Without a body, is the Townsend Directive still in effect, or has that been called off?

Bokenkamp: The Townsend Directive is fulfilled at least for now as Red is concerned. As far as Red is concerned, he just witnessed her death. Katarina Rostova is dead and he can go back to business as usual. You do bring up an interesting point, which is does the Townsend Directive believe it has been fulfilled? The hunt for Katarina Rostova is something that is obviously not over and it’s looming over her as a threat. Is it fulfilled? I think we have to tune in to see how that plays out.

What does Red want for Katarina? He made a motion to help her before she was gunned down, so does he want her dead?

Bokenkamp: Both those characters are far more complex than just the bad guys. We’ve seen from her, this incredibly emotional side. She’s obviously been betrayed and wronged and she is working for some form of justice. It’s the same for Red: When we’ve seen them this season, even at the end of last season, there is an intimacy. There’s a deep history there and so I don’t know that he wants her dead. Yet it might’ve helped him dramatically if she were dead. Does he want to go out and pull the trigger? I don’t know that it’s that easy for him.

Eisendrath: He wants to protect certain things from everyone and to the extent that she’s looking for those things, she is a threat. At the same time he knows that anything he does to harm Katarina would put him in a terrible position with Liz. It’s just like in the old days when the same was true for Tom [Ryan Eggold]. Red had a lot of reasons to detest Tom and to want to kill Tom. But he knew that if he did that, Liz would never forgive him. It’s sort of the same situation here.

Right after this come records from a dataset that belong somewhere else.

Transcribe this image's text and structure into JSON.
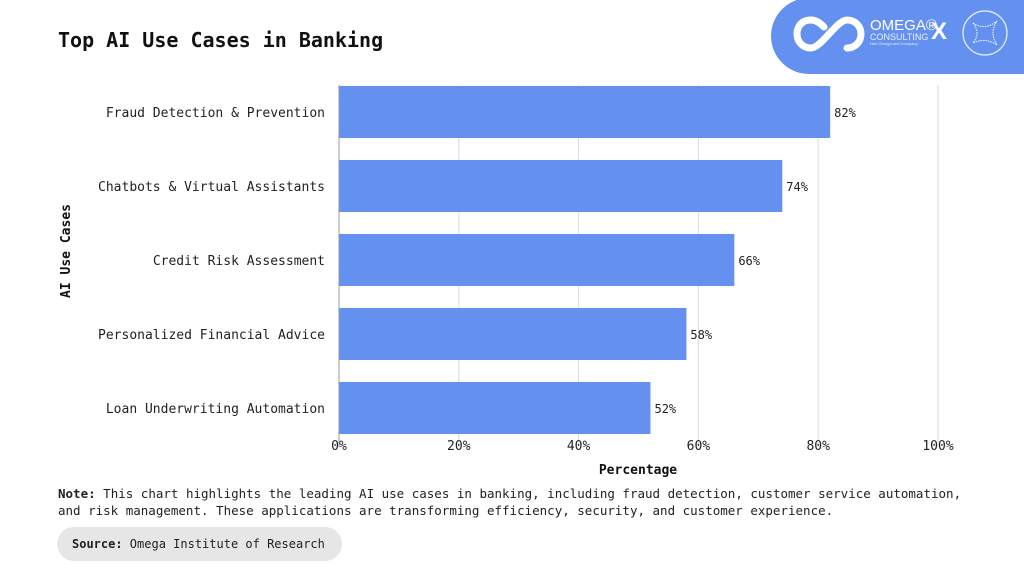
{
  "logo": {
    "brand": "OMEGA®",
    "sub": "CONSULTING",
    "tagline": "Han Omega and Company",
    "separator": "X"
  },
  "note": {
    "label": "Note:",
    "text": " This chart highlights the leading AI use cases in banking, including fraud detection, customer service automation, and risk management. These applications are transforming efficiency, security, and customer experience."
  },
  "source": {
    "label": "Source:",
    "text": " Omega Institute of Research"
  },
  "colors": {
    "bar": "#6491f0",
    "grid": "#dddddd"
  },
  "chart_data": {
    "type": "bar",
    "orientation": "horizontal",
    "title": "Top AI Use Cases in Banking",
    "xlabel": "Percentage",
    "ylabel": "AI Use Cases",
    "categories": [
      "Fraud Detection & Prevention",
      "Chatbots & Virtual Assistants",
      "Credit Risk Assessment",
      "Personalized Financial Advice",
      "Loan Underwriting Automation"
    ],
    "values": [
      82,
      74,
      66,
      58,
      52
    ],
    "data_labels": [
      "82%",
      "74%",
      "66%",
      "58%",
      "52%"
    ],
    "xlim": [
      0,
      100
    ],
    "xticks": [
      0,
      20,
      40,
      60,
      80,
      100
    ],
    "xtick_labels": [
      "0%",
      "20%",
      "40%",
      "60%",
      "80%",
      "100%"
    ],
    "grid": "vertical"
  }
}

So what he wants and what he knows he’s capable of doing are two different things.

Katarina’s words at the end of the episode were, “We will end this.” When the truth finally emerges is that the end of the series, or is there a show beyond this mystery you’ve been building towards for seven seasons?

Eisendrath: We started the show seven years ago with one story that we knew we wanted to tell and we’re very happy about the fact that we’ve been given the chance to tell it over all these years, which is extraordinarily rare. When we end it, certainly whatever the show has always been, we’ll end with that. Right? That’s the end of the show as it’s always been constructed, so after that it would certainly be a different show.

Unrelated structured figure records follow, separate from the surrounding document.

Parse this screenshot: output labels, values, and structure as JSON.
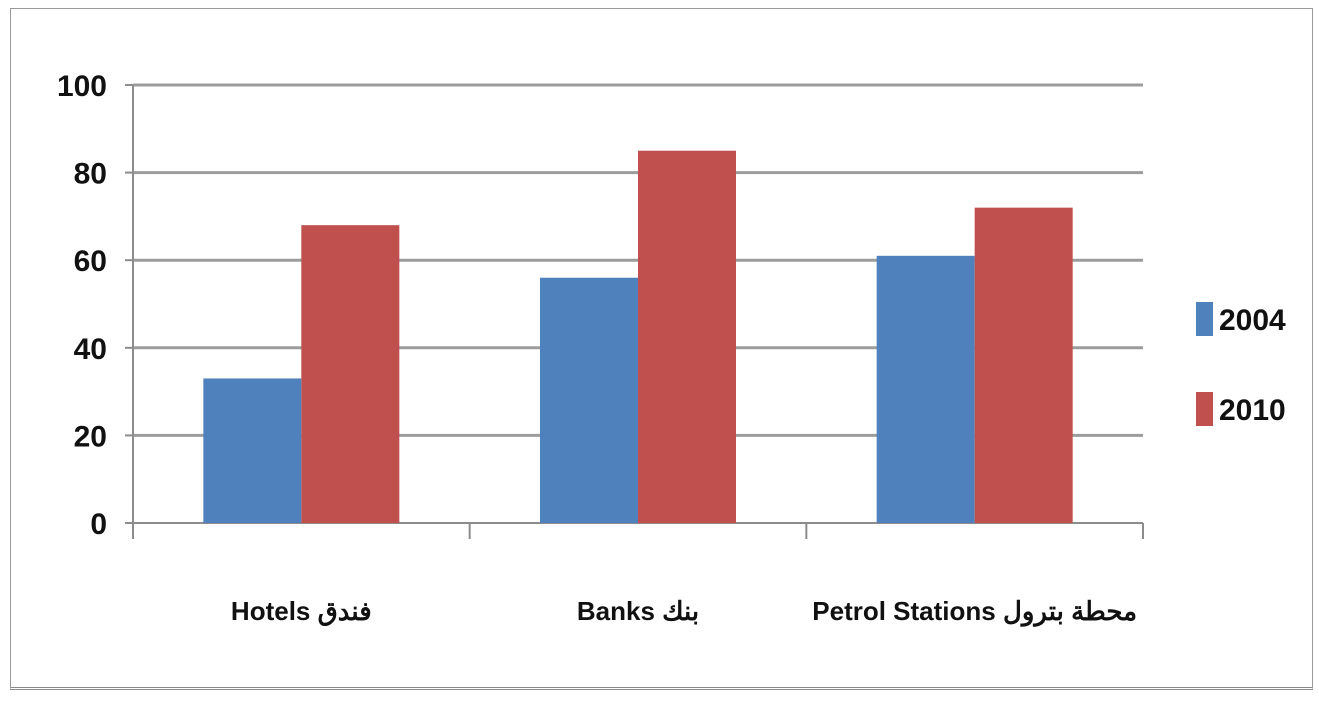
{
  "chart_data": {
    "type": "bar",
    "categories": [
      "Hotels فندق",
      "Banks بنك",
      "Petrol Stations محطة بترول"
    ],
    "series": [
      {
        "name": "2004",
        "values": [
          33,
          56,
          61
        ],
        "color": "#4f81bd"
      },
      {
        "name": "2010",
        "values": [
          68,
          85,
          72
        ],
        "color": "#c0504d"
      }
    ],
    "ylim": [
      0,
      100
    ],
    "yticks": [
      0,
      20,
      40,
      60,
      80,
      100
    ],
    "grid": true,
    "legend_position": "right",
    "title": "",
    "xlabel": "",
    "ylabel": ""
  }
}
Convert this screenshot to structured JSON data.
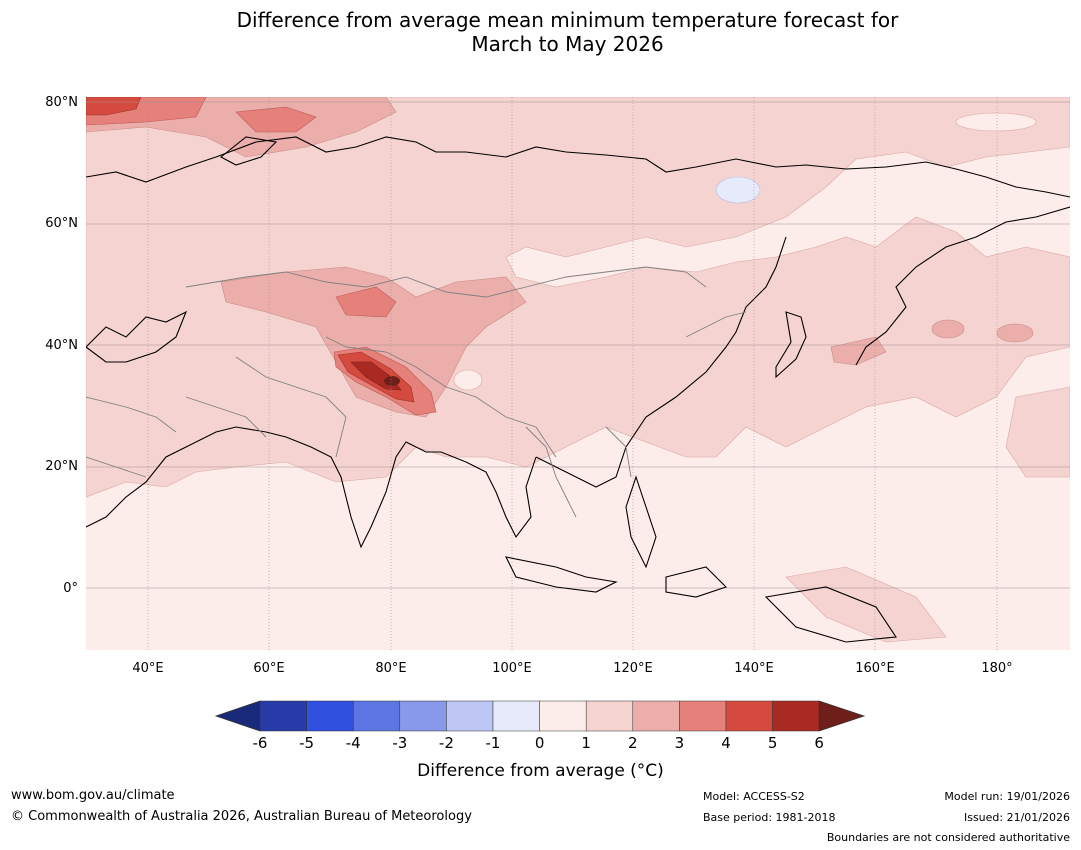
{
  "title": {
    "line1": "Difference from average mean minimum temperature forecast for",
    "line2": "March to May 2026"
  },
  "map": {
    "region": "Asia",
    "lat_labels": [
      "80°N",
      "60°N",
      "40°N",
      "20°N",
      "0°"
    ],
    "lon_labels": [
      "40°E",
      "60°E",
      "80°E",
      "100°E",
      "120°E",
      "140°E",
      "160°E",
      "180°"
    ]
  },
  "colorbar": {
    "ticks": [
      "-6",
      "-5",
      "-4",
      "-3",
      "-2",
      "-1",
      "0",
      "1",
      "2",
      "3",
      "4",
      "5",
      "6"
    ],
    "colors": [
      "#283aa8",
      "#3050e0",
      "#5d75e2",
      "#8898ea",
      "#bec6f4",
      "#e7eafa",
      "#fcecea",
      "#f5d3d1",
      "#ecaeab",
      "#e5807a",
      "#d54a3e",
      "#a92a22"
    ],
    "under_color": "#1a2a7a",
    "over_color": "#6e1f1a",
    "label": "Difference from average (°C)"
  },
  "footer": {
    "website": "www.bom.gov.au/climate",
    "copyright": "© Commonwealth of Australia 2026, Australian Bureau of Meteorology",
    "model": "Model: ACCESS-S2",
    "base_period": "Base period: 1981-2018",
    "model_run": "Model run: 19/01/2026",
    "issued": "Issued: 21/01/2026",
    "disclaimer": "Boundaries are not considered authoritative"
  }
}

The first half of the season was about family drama, does the second half continue with that theme?

Eisendrath: Katarina is the singular antagonist for the entire season. She’s been a ghost for six years and now here in the seventh year with her, she’s finally present and accounted for. So she is the sort of central character around whom a lot of the big moves of the mythology are based in the first and second half. So it is a continuation of the family drama, but now in a way where, you know, everybody knows who everybody is.

“The Blacklist” returns in March to NBC.